Many people find it weird, even I do occasionally, as in how you could feel for someone who doesn’t even know you. For if the tables were turned, that person would not have been affected at all. But this is because we have created such huge barriers between success and mediocrity that we fail to understand that it is our envy talking. An artist projects his art and becomes known to a larger audience than a common man ever does. A common man has his own impact in the balance of this universe. For beyond this tiny world of human interactions lies a vast universe ignorant of our ideas and notions of mourning and death. And for that cosmic entity, a soul is a soul. Art creates and envy destroys. Art heals but arrogance wounds.

And yes, Anne Frank has rightly said,

‘Dead people receive more flowers than the living ones because regret is greater than gratitude’.

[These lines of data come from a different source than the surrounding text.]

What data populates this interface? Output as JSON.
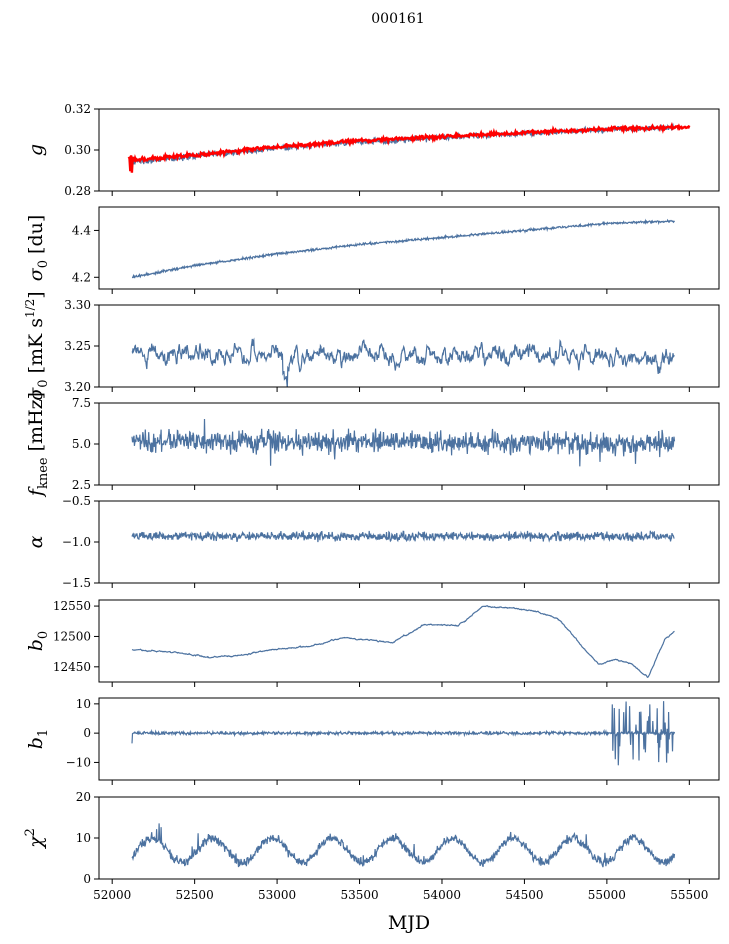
{
  "chart_data": {
    "type": "line",
    "title": "000161",
    "xlabel": "MJD",
    "xlim": [
      51920,
      55680
    ],
    "xticks": [
      52000,
      52500,
      53000,
      53500,
      54000,
      54500,
      55000,
      55500
    ],
    "x_start": 52120,
    "x_end": 55410,
    "series_color": "#4c72a0",
    "fit_color": "#ff0000",
    "panels": [
      {
        "id": "g",
        "ylabel": "g",
        "ylim": [
          0.28,
          0.32
        ],
        "yticks": [
          "0.32",
          "0.30",
          "0.28"
        ],
        "ytick_values": [
          0.32,
          0.3,
          0.28
        ],
        "trend": [
          [
            52120,
            0.294
          ],
          [
            52500,
            0.297
          ],
          [
            53000,
            0.301
          ],
          [
            53500,
            0.304
          ],
          [
            54000,
            0.306
          ],
          [
            54500,
            0.308
          ],
          [
            55000,
            0.31
          ],
          [
            55410,
            0.311
          ]
        ],
        "noise": 0.0012,
        "fit": [
          [
            52100,
            0.295
          ],
          [
            52500,
            0.2975
          ],
          [
            53000,
            0.3015
          ],
          [
            53500,
            0.3045
          ],
          [
            54000,
            0.3065
          ],
          [
            54500,
            0.3085
          ],
          [
            55000,
            0.3102
          ],
          [
            55500,
            0.3112
          ]
        ],
        "fit_noise": 0.0008
      },
      {
        "id": "sigma0",
        "ylabel": "σ0 [du]",
        "ylim": [
          4.15,
          4.5
        ],
        "yticks": [
          "4.4",
          "4.2"
        ],
        "ytick_values": [
          4.4,
          4.2
        ],
        "trend": [
          [
            52120,
            4.2
          ],
          [
            52500,
            4.25
          ],
          [
            53000,
            4.3
          ],
          [
            53500,
            4.34
          ],
          [
            54000,
            4.37
          ],
          [
            54500,
            4.4
          ],
          [
            55000,
            4.43
          ],
          [
            55410,
            4.44
          ]
        ],
        "noise": 0.004
      },
      {
        "id": "sigma_wn",
        "ylabel": "σ [mK s^1/2]",
        "ylim": [
          3.2,
          3.3
        ],
        "yticks": [
          "3.30",
          "3.25",
          "3.20"
        ],
        "ytick_values": [
          3.3,
          3.25,
          3.2
        ],
        "trend": [
          [
            52120,
            3.238
          ],
          [
            55410,
            3.238
          ]
        ],
        "noise": 0.012
      },
      {
        "id": "fknee",
        "ylabel": "f_knee [mHz]",
        "ylim": [
          2.5,
          7.5
        ],
        "yticks": [
          "7.5",
          "5.0",
          "2.5"
        ],
        "ytick_values": [
          7.5,
          5.0,
          2.5
        ],
        "trend": [
          [
            52120,
            5.2
          ],
          [
            55410,
            5.0
          ]
        ],
        "noise": 0.55
      },
      {
        "id": "alpha",
        "ylabel": "α",
        "ylim": [
          -1.5,
          -0.5
        ],
        "yticks": [
          "−0.5",
          "−1.0",
          "−1.5"
        ],
        "ytick_values": [
          -0.5,
          -1.0,
          -1.5
        ],
        "trend": [
          [
            52120,
            -0.93
          ],
          [
            55410,
            -0.93
          ]
        ],
        "noise": 0.045
      },
      {
        "id": "b0",
        "ylabel": "b0",
        "ylim": [
          12425,
          12560
        ],
        "yticks": [
          "12550",
          "12500",
          "12450"
        ],
        "ytick_values": [
          12550,
          12500,
          12450
        ],
        "trend": [
          [
            52120,
            12478
          ],
          [
            52200,
            12477
          ],
          [
            52400,
            12473
          ],
          [
            52600,
            12465
          ],
          [
            52800,
            12470
          ],
          [
            53000,
            12480
          ],
          [
            53200,
            12483
          ],
          [
            53400,
            12498
          ],
          [
            53550,
            12494
          ],
          [
            53700,
            12490
          ],
          [
            53900,
            12520
          ],
          [
            54100,
            12518
          ],
          [
            54250,
            12550
          ],
          [
            54400,
            12547
          ],
          [
            54550,
            12542
          ],
          [
            54700,
            12530
          ],
          [
            54800,
            12500
          ],
          [
            54950,
            12453
          ],
          [
            55050,
            12462
          ],
          [
            55150,
            12455
          ],
          [
            55250,
            12432
          ],
          [
            55350,
            12495
          ],
          [
            55410,
            12508
          ]
        ],
        "noise": 1.2
      },
      {
        "id": "b1",
        "ylabel": "b1",
        "ylim": [
          -16,
          12
        ],
        "yticks": [
          "10",
          "0",
          "−10"
        ],
        "ytick_values": [
          10,
          0,
          -10
        ],
        "trend": [
          [
            52120,
            0.0
          ],
          [
            55410,
            0.0
          ]
        ],
        "noise": 0.45
      },
      {
        "id": "chi2",
        "ylabel": "χ2",
        "ylim": [
          0,
          20
        ],
        "yticks": [
          "20",
          "10",
          "0"
        ],
        "ytick_values": [
          20,
          10,
          0
        ],
        "trend": [
          [
            52120,
            7.0
          ],
          [
            55410,
            7.0
          ]
        ],
        "noise": 0.9,
        "oscillation_period": 365,
        "oscillation_amplitude": 3
      }
    ]
  }
}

It is extremely true. Had he been alive, my reaction to this movie would have been different. I cannot really tell what it would have been as the impact the movie has created is beyond words. But, it is equally true that no one knows what another person goes through in his/her life. We can’t really say what our friends are going through so talking about celebrities is far-fetched. Thus, I believe, when someone dies an unnatural death, a wound in your heart rips open as well and in that moment you could resonate with that friend or celebrity alike, and in that very moment your regret of not being able to see the inevitable makes you sad in a completely absurd way. And I believe there is nothing wrong in that. No one can be a perfect human being. The quicker we make peace with that the better.
And God knows, each one of us would have loved to remain ignorant if that would have kept him alive.

Coming back to the movie, I have no words. It would always remain special to me in a very bittersweet way. As many of his other films, he somehow managed to convey his real story from behind the lenses in this as well, but with a much larger ruthless sentimentality, the last fifteen minutes being the perfect farewell anyone could have asked for. I loved how Kai Po Che’s ending resonated with Dil Bechara’s proving how coincidentally everything is weaved off in a circle.

Though I am extremely saddened by the fact that I won’t be seeing him bringing anymore characters to life again, I will continue to cherish whatever legacy he has created.

Lastly, all I could say is, Sushant was a star who came as a twinkle in this world and went back to infinity, looping us forever in it.

‘It was a privilege to have my heart broken by you, Sushant Singh Rajput.’